L’uomo che rubò Banksy di
Marco Proserpio al Torino Film festival, ancor prima della fine della Kermesse, aveva già ricevuto il premio Hamilton (partner ufficiale del festival) per “l’opera prima che intreccia con passione e audacia la storia di uno dei più noti street artist contemporanei con uno dei territori più controversi della storia geopolitica mondiale, la Palestina, raccontata secondo la prospettiva inedita di diversi protagonisti e attraverso un linguaggio cinematografico di grande attualità”.
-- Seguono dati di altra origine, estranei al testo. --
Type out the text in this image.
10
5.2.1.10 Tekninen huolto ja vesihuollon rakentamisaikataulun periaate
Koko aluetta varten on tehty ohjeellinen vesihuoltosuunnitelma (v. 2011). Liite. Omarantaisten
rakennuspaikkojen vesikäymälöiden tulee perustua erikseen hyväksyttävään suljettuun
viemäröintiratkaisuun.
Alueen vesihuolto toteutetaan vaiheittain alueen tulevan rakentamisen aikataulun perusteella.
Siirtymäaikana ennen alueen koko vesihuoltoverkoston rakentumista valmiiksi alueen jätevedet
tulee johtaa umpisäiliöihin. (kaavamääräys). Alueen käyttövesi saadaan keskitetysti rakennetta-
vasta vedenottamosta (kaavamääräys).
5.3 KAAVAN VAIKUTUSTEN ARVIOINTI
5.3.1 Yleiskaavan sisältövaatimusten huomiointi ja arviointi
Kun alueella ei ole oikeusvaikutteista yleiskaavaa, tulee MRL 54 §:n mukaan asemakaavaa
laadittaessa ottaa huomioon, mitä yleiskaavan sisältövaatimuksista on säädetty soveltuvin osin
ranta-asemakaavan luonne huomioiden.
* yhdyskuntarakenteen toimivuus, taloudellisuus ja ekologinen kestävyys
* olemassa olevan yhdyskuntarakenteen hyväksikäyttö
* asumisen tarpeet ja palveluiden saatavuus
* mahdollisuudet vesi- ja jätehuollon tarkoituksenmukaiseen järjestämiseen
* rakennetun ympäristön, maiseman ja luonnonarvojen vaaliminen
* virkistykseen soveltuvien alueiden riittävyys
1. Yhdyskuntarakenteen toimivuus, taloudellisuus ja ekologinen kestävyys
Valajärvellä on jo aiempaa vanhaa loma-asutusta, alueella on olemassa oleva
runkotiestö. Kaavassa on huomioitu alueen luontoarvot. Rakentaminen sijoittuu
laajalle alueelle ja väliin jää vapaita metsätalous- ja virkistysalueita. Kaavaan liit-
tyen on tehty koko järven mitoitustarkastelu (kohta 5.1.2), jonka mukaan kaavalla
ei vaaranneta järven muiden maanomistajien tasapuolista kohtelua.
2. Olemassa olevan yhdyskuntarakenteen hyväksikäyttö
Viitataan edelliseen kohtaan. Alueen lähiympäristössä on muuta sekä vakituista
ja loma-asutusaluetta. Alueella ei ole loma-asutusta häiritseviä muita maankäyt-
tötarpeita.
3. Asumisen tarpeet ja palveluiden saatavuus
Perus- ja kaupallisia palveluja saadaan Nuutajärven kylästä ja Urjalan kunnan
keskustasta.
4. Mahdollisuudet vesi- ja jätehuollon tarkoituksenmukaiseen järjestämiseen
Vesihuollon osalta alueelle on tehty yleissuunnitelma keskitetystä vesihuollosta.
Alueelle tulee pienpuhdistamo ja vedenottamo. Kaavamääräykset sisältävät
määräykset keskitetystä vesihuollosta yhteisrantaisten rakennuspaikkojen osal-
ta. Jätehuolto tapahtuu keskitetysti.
Nella nostra intervista, il regista ci racconta prima di tutto la nascita del film: “La storia ha scelto me quando ho incontrato Walid, il taxista che aveva rimosso un’opera di Banksy per poi venderla su e-bay. Abbiamo da lì iniziato a seguire l’opera e ad interrogarci sulla Palestina in maniera differente, parlando di esseri umani e non solo di vittime e poi dell’arte (commercializzazione della Street Art), di come viene venduta e vissuta oggi”. E prosegue spiegandoci come il suo passato nel mondo del videoclip e la colonna sonora originale, lo abbiano fortemente aiutato a dare il ritmo al film che non ha mai cadute ma tiene costantemente viva la tensione. Il doc assume la forme del trhiller perchè lo spettatore segue le peripezie dell’opera di Bansky che, una volta staccata dal muro, viene portata in giro per l’Europa.
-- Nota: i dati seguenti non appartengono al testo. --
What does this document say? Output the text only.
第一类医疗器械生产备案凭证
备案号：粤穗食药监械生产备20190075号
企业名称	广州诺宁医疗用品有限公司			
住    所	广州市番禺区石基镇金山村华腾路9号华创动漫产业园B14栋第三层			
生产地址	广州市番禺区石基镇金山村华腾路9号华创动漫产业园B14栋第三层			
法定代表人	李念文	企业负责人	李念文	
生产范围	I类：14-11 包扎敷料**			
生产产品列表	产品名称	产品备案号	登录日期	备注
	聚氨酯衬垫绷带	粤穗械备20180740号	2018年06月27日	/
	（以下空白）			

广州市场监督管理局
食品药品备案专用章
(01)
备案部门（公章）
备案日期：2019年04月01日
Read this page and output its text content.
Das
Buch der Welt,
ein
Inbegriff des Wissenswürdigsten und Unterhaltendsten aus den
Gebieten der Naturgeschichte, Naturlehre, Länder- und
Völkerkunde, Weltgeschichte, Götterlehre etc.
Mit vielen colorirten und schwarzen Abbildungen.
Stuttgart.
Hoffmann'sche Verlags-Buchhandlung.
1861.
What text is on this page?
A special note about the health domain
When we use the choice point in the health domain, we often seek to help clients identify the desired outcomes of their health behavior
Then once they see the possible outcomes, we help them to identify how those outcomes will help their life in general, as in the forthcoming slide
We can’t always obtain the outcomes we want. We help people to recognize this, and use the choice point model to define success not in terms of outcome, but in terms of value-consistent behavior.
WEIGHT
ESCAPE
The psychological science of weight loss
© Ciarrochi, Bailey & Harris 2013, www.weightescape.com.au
Un documentario dove si incontrano culture diverse, suoni diversi si mescolano per raccontare la realtà della nostra contemporaneità, usando come veicolo “esca” l’opera di Banksy che proprio andando a disegnare in Palestina ha portato i riflettori sulla realtà di quella terra martoriata. E anche per il regista, l’artista inglese diventa solo un modo per parlare della street art, di cosa significhi oggi, di cosa rappresenti e il valore che assume un’opera rimossa o un’opera che viene lasciata dove è stata concepita e creata. Il soldato e l’asino disegnati da Banksy e rimossi hanno anche portato a un’accesa discussione i palestinesi che hanno amato l’opera e in tanti invece l’anno odiata non capendone il senso o la sottile ironia. Nel miscuglio riuscito, molto efficace è la scelta di inserire come voce narrante Iggy Pop, padre putativo del punk.
Il film unisce immagini girate con telecamere HD di ultima generazione, filmati da cellulare quando l’opera è stata rimossa, archivio fotografico e grafica. Quindi anche in questo caso un miscuglio tecnico per un’ottima resa finale anche a rivello stilistico.